Sustu, yüzüme baktı.
Ben devam ettim:
“O kâğıda bir daha bak, 5 sorunun dördünü tam ve doğru yaptım birinin ise sonucu yanlış, vermen gereken not, doksan. Ama sen not değil ceza veriyorsun. Bunun hesabını öbür tarafa inanmadığın için, ben dünyada vereceğim!”

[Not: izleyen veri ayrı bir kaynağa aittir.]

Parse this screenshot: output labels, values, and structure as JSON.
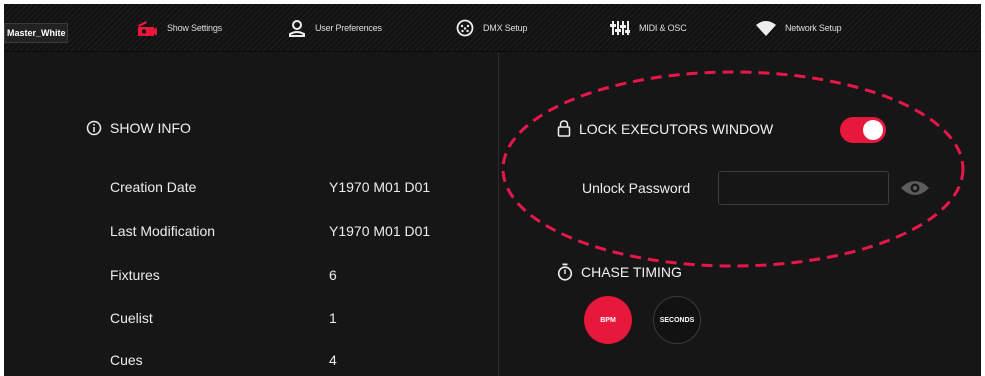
{
  "nav": {
    "user": "Master_White",
    "items": [
      {
        "label": "Show Settings",
        "icon": "show-settings-icon"
      },
      {
        "label": "User Preferences",
        "icon": "user-icon"
      },
      {
        "label": "DMX Setup",
        "icon": "dmx-connector-icon"
      },
      {
        "label": "MIDI & OSC",
        "icon": "midi-sliders-icon"
      },
      {
        "label": "Network Setup",
        "icon": "wifi-icon"
      }
    ]
  },
  "show_info": {
    "title": "SHOW INFO",
    "rows": [
      {
        "label": "Creation Date",
        "value": "Y1970 M01 D01"
      },
      {
        "label": "Last Modification",
        "value": "Y1970 M01 D01"
      },
      {
        "label": "Fixtures",
        "value": "6"
      },
      {
        "label": "Cuelist",
        "value": "1"
      },
      {
        "label": "Cues",
        "value": "4"
      }
    ]
  },
  "lock": {
    "title": "LOCK EXECUTORS WINDOW",
    "enabled": true,
    "password_label": "Unlock Password",
    "password_value": ""
  },
  "chase": {
    "title": "CHASE TIMING",
    "options": [
      "BPM",
      "SECONDS"
    ],
    "selected": "BPM"
  },
  "colors": {
    "accent": "#e8173c",
    "background": "#161616",
    "annotation": "#e8174a"
  }
}
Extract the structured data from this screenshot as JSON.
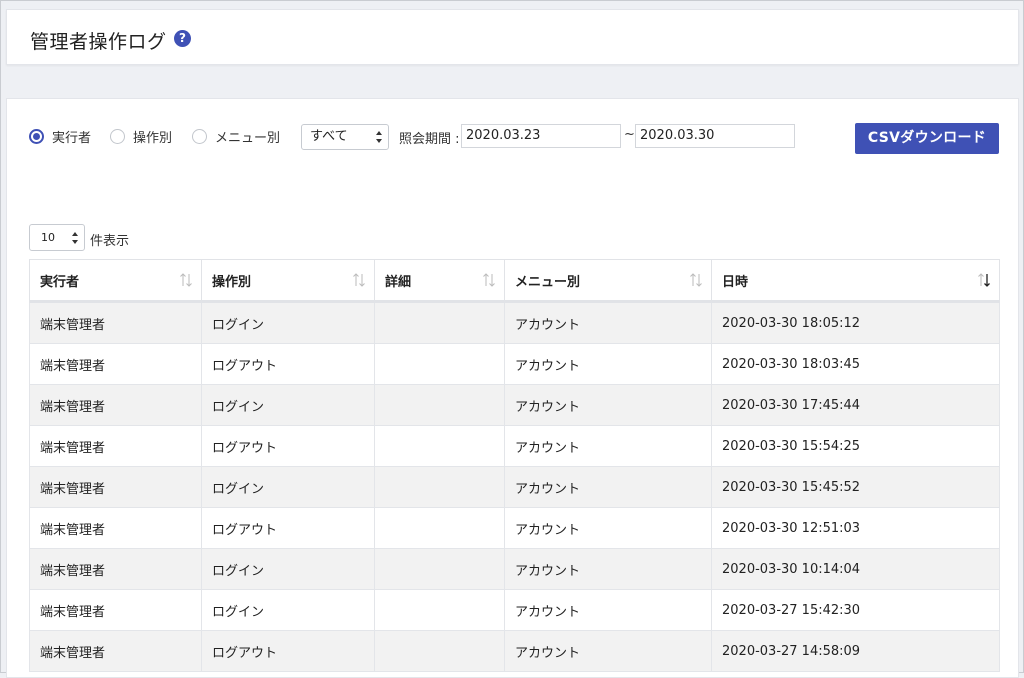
{
  "header": {
    "title": "管理者操作ログ",
    "help_icon": "?"
  },
  "filters": {
    "radios": [
      {
        "label": "実行者",
        "checked": true
      },
      {
        "label": "操作別",
        "checked": false
      },
      {
        "label": "メニュー別",
        "checked": false
      }
    ],
    "select_value": "すべて",
    "period_label": "照会期間 :",
    "date_from": "2020.03.23",
    "tilde": "~",
    "date_to": "2020.03.30",
    "csv_button": "CSVダウンロード"
  },
  "pagesize": {
    "value": "10",
    "label": "件表示"
  },
  "table": {
    "columns": [
      {
        "label": "実行者",
        "sort": "none"
      },
      {
        "label": "操作別",
        "sort": "none"
      },
      {
        "label": "詳細",
        "sort": "none"
      },
      {
        "label": "メニュー別",
        "sort": "none"
      },
      {
        "label": "日時",
        "sort": "desc"
      }
    ],
    "rows": [
      [
        "端末管理者",
        "ログイン",
        "",
        "アカウント",
        "2020-03-30 18:05:12"
      ],
      [
        "端末管理者",
        "ログアウト",
        "",
        "アカウント",
        "2020-03-30 18:03:45"
      ],
      [
        "端末管理者",
        "ログイン",
        "",
        "アカウント",
        "2020-03-30 17:45:44"
      ],
      [
        "端末管理者",
        "ログアウト",
        "",
        "アカウント",
        "2020-03-30 15:54:25"
      ],
      [
        "端末管理者",
        "ログイン",
        "",
        "アカウント",
        "2020-03-30 15:45:52"
      ],
      [
        "端末管理者",
        "ログアウト",
        "",
        "アカウント",
        "2020-03-30 12:51:03"
      ],
      [
        "端末管理者",
        "ログイン",
        "",
        "アカウント",
        "2020-03-30 10:14:04"
      ],
      [
        "端末管理者",
        "ログイン",
        "",
        "アカウント",
        "2020-03-27 15:42:30"
      ],
      [
        "端末管理者",
        "ログアウト",
        "",
        "アカウント",
        "2020-03-27 14:58:09"
      ]
    ]
  },
  "colors": {
    "accent": "#3f51b5",
    "row_stripe": "#f2f2f2",
    "background": "#eef0f4"
  }
}
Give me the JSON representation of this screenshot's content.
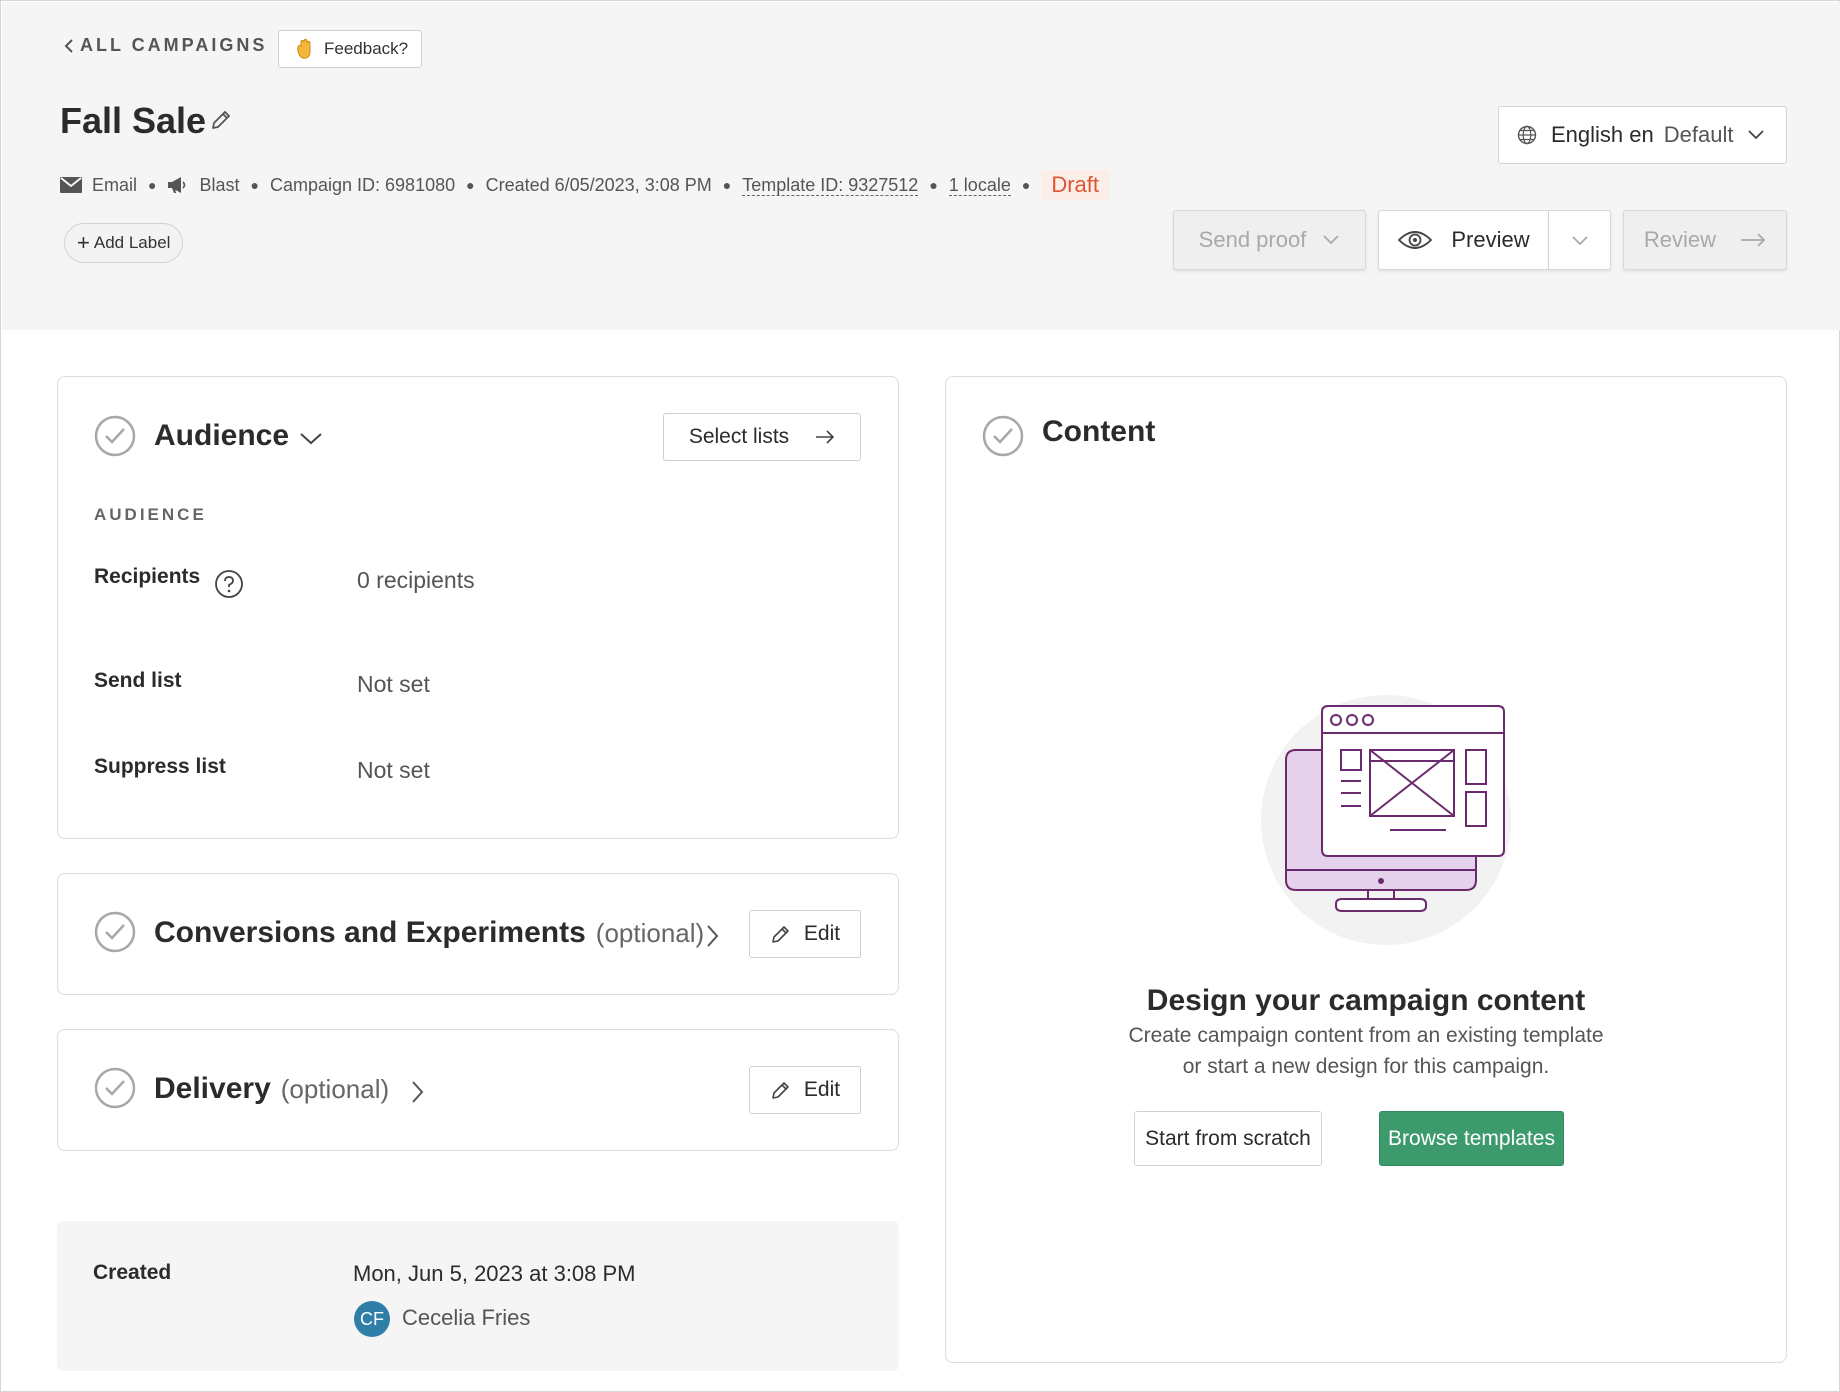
{
  "header": {
    "back_label": "ALL CAMPAIGNS",
    "feedback_label": "Feedback?",
    "feedback_icon": "waving-hand-icon",
    "title": "Fall Sale",
    "meta": {
      "channel": "Email",
      "type": "Blast",
      "campaign_id": "Campaign ID: 6981080",
      "created": "Created 6/05/2023, 3:08 PM",
      "template_id": "Template ID: 9327512",
      "locales": "1 locale",
      "status": "Draft"
    },
    "add_label": "Add Label",
    "locale": {
      "language": "English en",
      "default_label": "Default"
    },
    "actions": {
      "send_proof": "Send proof",
      "preview": "Preview",
      "review": "Review"
    }
  },
  "audience": {
    "title": "Audience",
    "select_lists": "Select lists",
    "section_label": "AUDIENCE",
    "rows": [
      {
        "label": "Recipients",
        "value": "0 recipients"
      },
      {
        "label": "Send list",
        "value": "Not set"
      },
      {
        "label": "Suppress list",
        "value": "Not set"
      }
    ]
  },
  "conversions": {
    "title": "Conversions and Experiments",
    "optional": "(optional)",
    "edit": "Edit"
  },
  "delivery": {
    "title": "Delivery",
    "optional": "(optional)",
    "edit": "Edit"
  },
  "created": {
    "label": "Created",
    "date": "Mon, Jun 5, 2023 at 3:08 PM",
    "initials": "CF",
    "name": "Cecelia Fries"
  },
  "content": {
    "title": "Content",
    "heading": "Design your campaign content",
    "description_line1": "Create campaign content from an existing template",
    "description_line2": "or start a new design for this campaign.",
    "start_scratch": "Start from scratch",
    "browse_templates": "Browse templates"
  },
  "colors": {
    "accent_green": "#3d9a6d",
    "draft": "#e0552f",
    "illustration_purple": "#6b2a6d",
    "avatar": "#2f7ea8"
  }
}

Bir kâğıda bir yüzüme baktı.
“Genç ve açık bir haksızlığa uğruyor!
Ne olur, ne olmaz” diye düşündü sanırım.
“Bir daha bakalım” dedi.
Elleri titriyor, hızlı nefes alıyordu. Ve not vermediği doğru cevaplarıma not verince, “80 aldın” dedi. Gülümsedi, ben duvar gibi dururken.
Sonra, çay ısmarladı.
“Beni her hafta ziyaret et” dedi.
O günden sonra, ben fizikten geçtim, hoca da ön yargısından ve de kendinden istenen haksızlıktan. Affedin, kendi başımdan geçenleri size dinlettiğim için. 30 yıl önce ben bunları yaşarken, bugünü siz düşünün.
Bu gençler, hepimizin geleceği…
Gereksiz sınavlarla, gereksiz streslere sokmayalım!
BTP Genel Başkanı Hüseyin Baş’ı iktidar yapıp, bu çileye son verelim. Hüseyin Baş’kan, babasından aldığı projeleri uygulayıp, geleceğimizi kurtaracak güçte ve birikimde, bir liderdir.
Emin olun, bu işler zor değil. Sadece, ABD ile yapılmış eğitim anlaşmalarını rafa kaldırmak yeterli. “Bağımsız Türkiye” kararlılığı, her şeyin üstesinden gelir. Her üniversite mezununun işi hazır olacak. “Avrupalı ve Amerikalılar ülkemize gelip işçi olacaklar” demişti, Baş Hoca.
Bunu yapmaya baba Baş’ın ömrü yetmedi, oğul Baş yapacak.
Artık kaldıralım şu sınav rezaletini!